As the host of Real Engineering points out, guns have been a staple of engineering problem solving for a very long time. Over the years weapons have dramatically evolved and are continuing to do so. Think cannon balls changing to spherical projectiles. The latest weaponry breakthrough will move away from explosive launch power to an entirely new system to artillery launch. Railguns that take advantage of electromagnetic force will power the United States's largest gun.

Using explosives while efficient, has many downsides. The most obvious being that naval ships have to carry large stores of explosives into battle, making them very susceptible to attack. On top of that, the new railgun technology is also just way more efficient. Current railgun designs have already doubled the muzzle velocity of weapons already in production. Some can send out artillery of speeds up to Mach 6! (Current explosive based weapons can only hit a maximum of Mach 3!)

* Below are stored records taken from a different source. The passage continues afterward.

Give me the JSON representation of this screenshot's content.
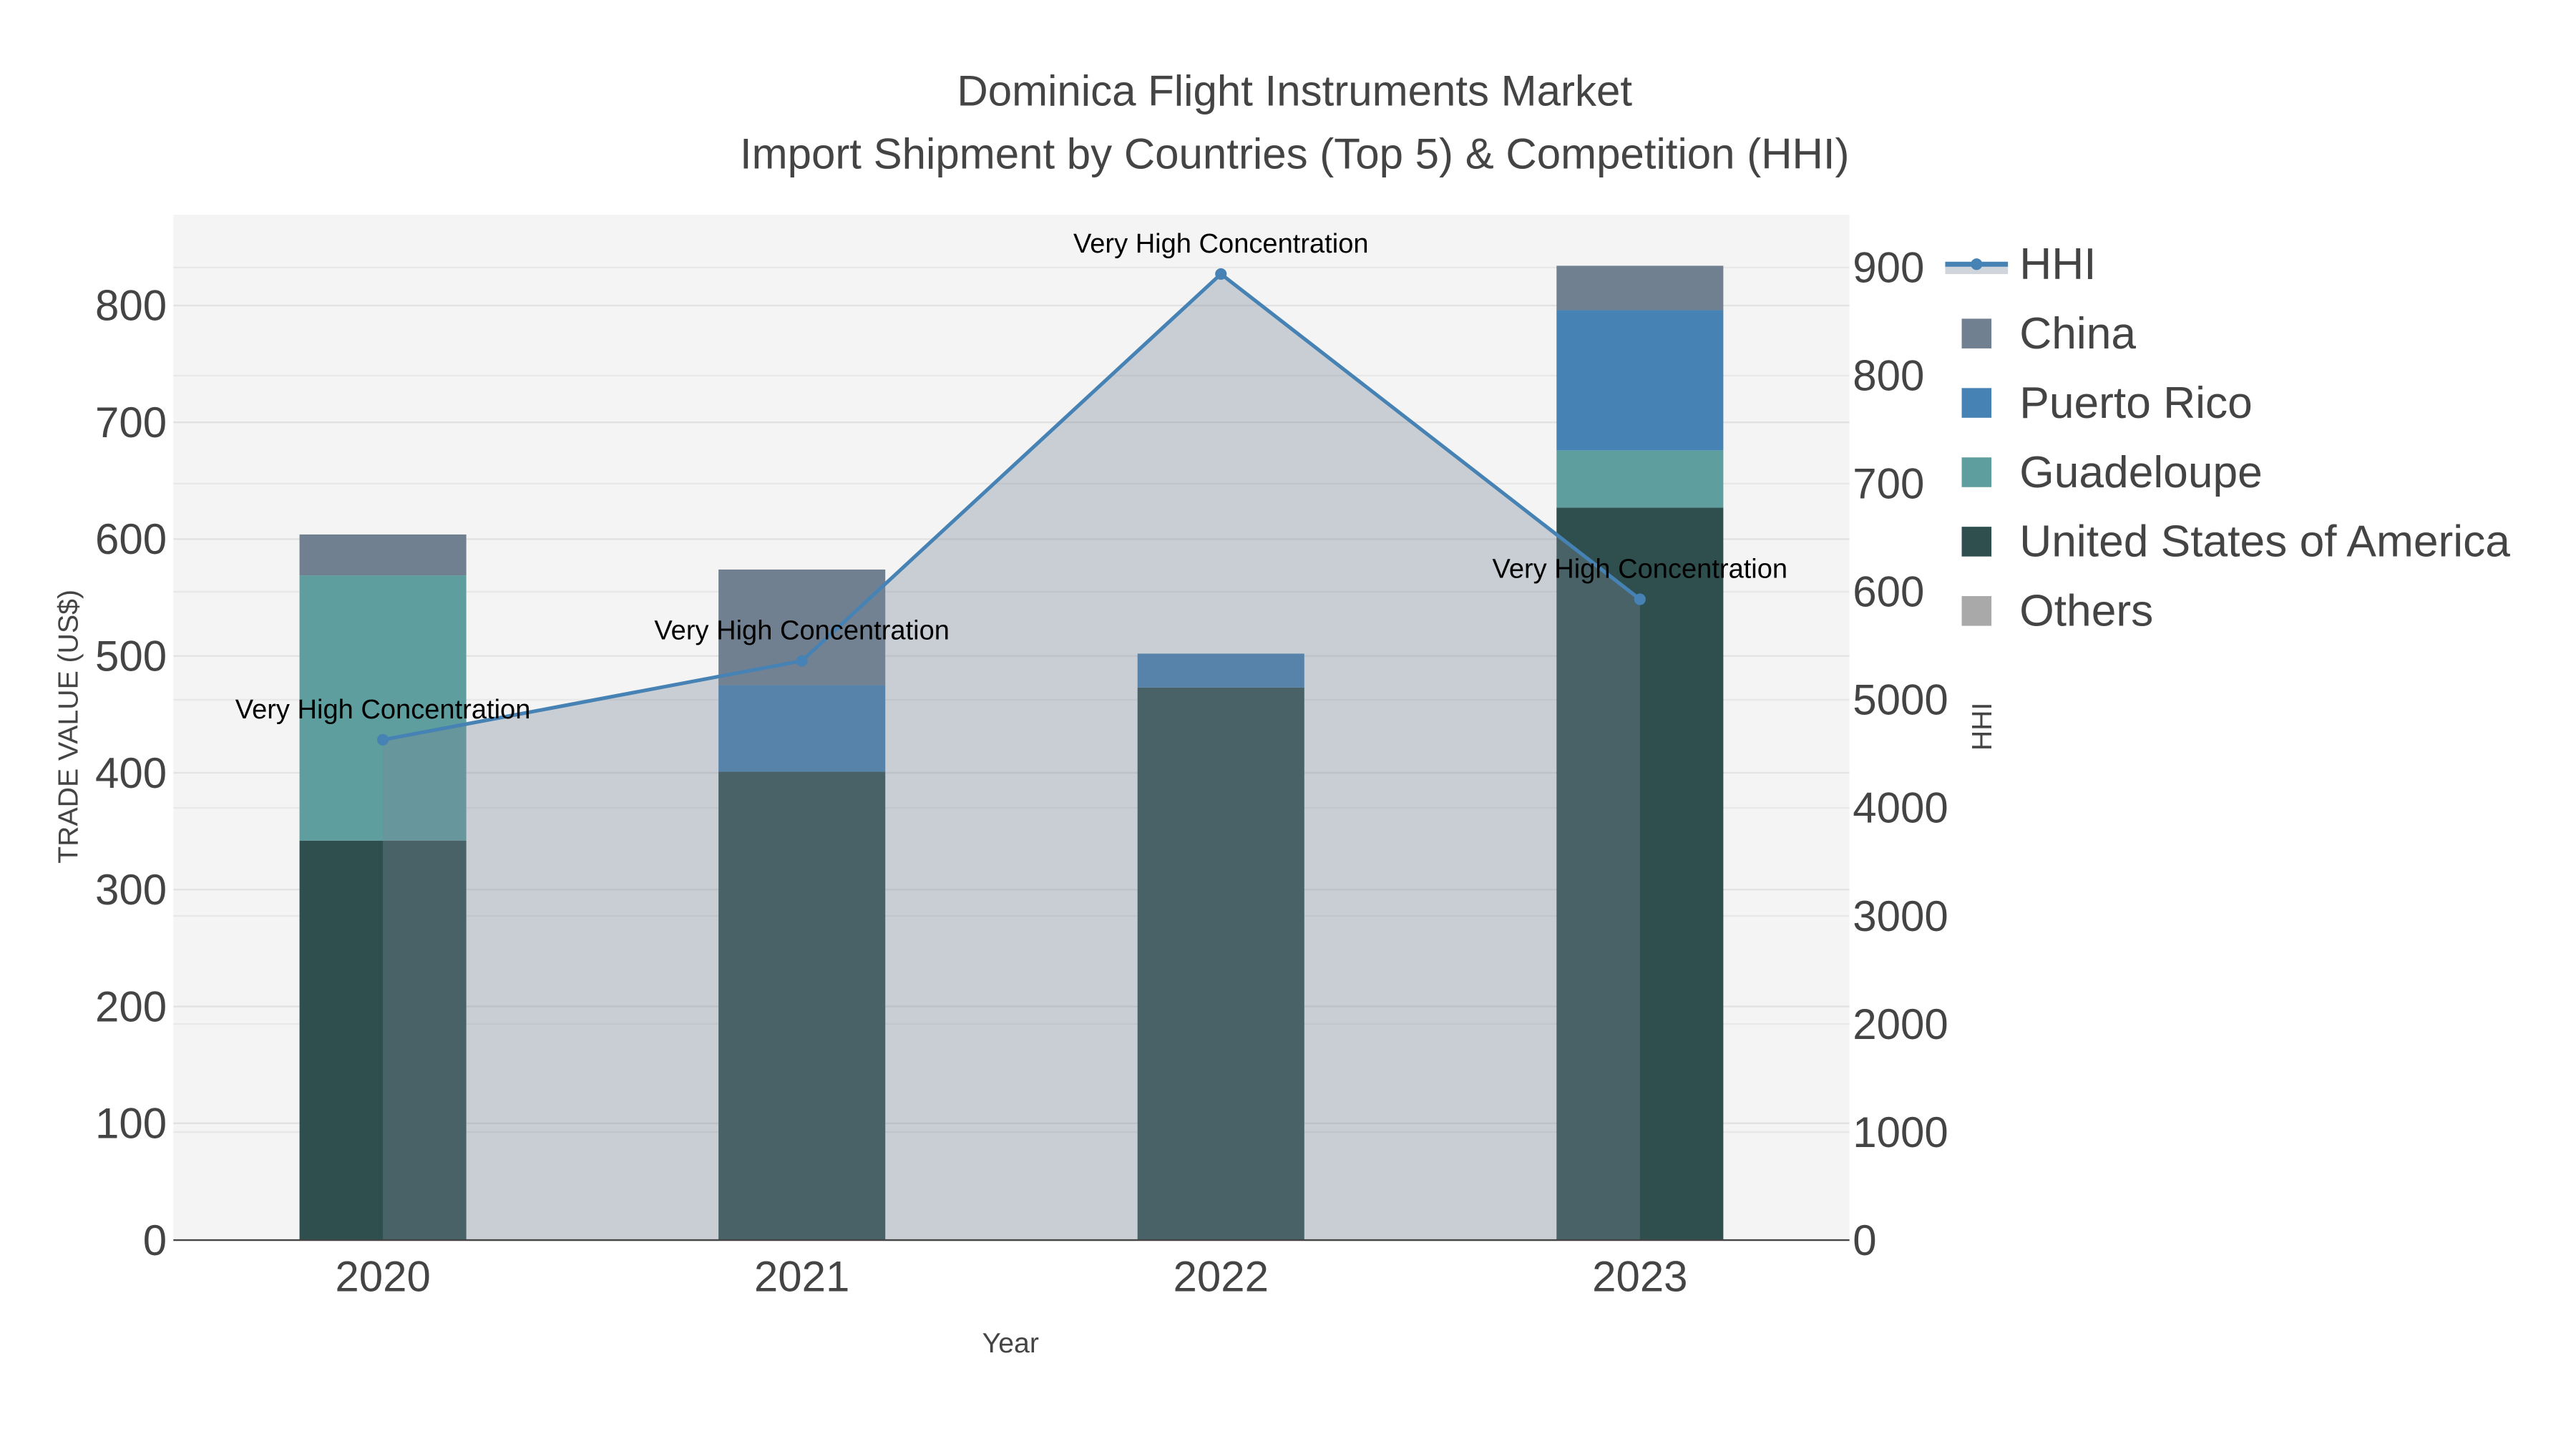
{
  "chart_data": {
    "type": "bar",
    "title": "Dominica Flight Instruments Market",
    "subtitle": "Import Shipment by Countries (Top 5) & Competition (HHI)",
    "xlabel": "Year",
    "ylabel": "TRADE VALUE (US$)",
    "y2label": "HHI",
    "categories": [
      "2020",
      "2021",
      "2022",
      "2023"
    ],
    "ylim": [
      0,
      875
    ],
    "y2lim": [
      0,
      9800
    ],
    "yticks": [
      0,
      100,
      200,
      300,
      400,
      500,
      600,
      700,
      800
    ],
    "y2ticks": [
      0,
      1000,
      2000,
      3000,
      4000,
      5000,
      6000,
      7000,
      8000,
      9000
    ],
    "y2tick_labels": [
      "0",
      "1000",
      "2000",
      "3000",
      "4000",
      "5000",
      "600",
      "700",
      "800",
      "900"
    ],
    "barmode": "stack",
    "series": [
      {
        "name": "United States of America",
        "color": "#2f4f4f",
        "values": [
          342,
          401,
          473,
          627
        ]
      },
      {
        "name": "Guadeloupe",
        "color": "#5f9e9e",
        "values": [
          227,
          0,
          0,
          49
        ]
      },
      {
        "name": "Puerto Rico",
        "color": "#4682b4",
        "values": [
          0,
          74,
          29,
          120
        ]
      },
      {
        "name": "China",
        "color": "#708090",
        "values": [
          35,
          99,
          0,
          38
        ]
      },
      {
        "name": "Others",
        "color": "#a9a9a9",
        "values": [
          0,
          0,
          0,
          0
        ]
      }
    ],
    "hhi": {
      "name": "HHI",
      "color": "#4682b4",
      "values": [
        4630,
        5360,
        8940,
        5930
      ],
      "annotations": [
        "Very High Concentration",
        "Very High Concentration",
        "Very High Concentration",
        "Very High Concentration"
      ]
    },
    "legend": [
      "HHI",
      "China",
      "Puerto Rico",
      "Guadeloupe",
      "United States of America",
      "Others"
    ],
    "legend_position": "right",
    "grid": true
  }
}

These weapons are not currently in service (that we know of!) mainly because there are still some serious engineering problems to solve before that happens. Railguns use the physics theory of Lorentz Force. But achieving Lorentz Force and simultaneously overcoming the friction generated by it are huge engineering roadblocks. The military is now deep in the research and development of how to make these weapons more agile and consistent for use in service. But refining rail gun technology could also have a big impact on satellite launching technology too. The Real Engineering host offers the suggestion that future sat launches could be just as well achieved via rail gun technology rather than a traditional rocket.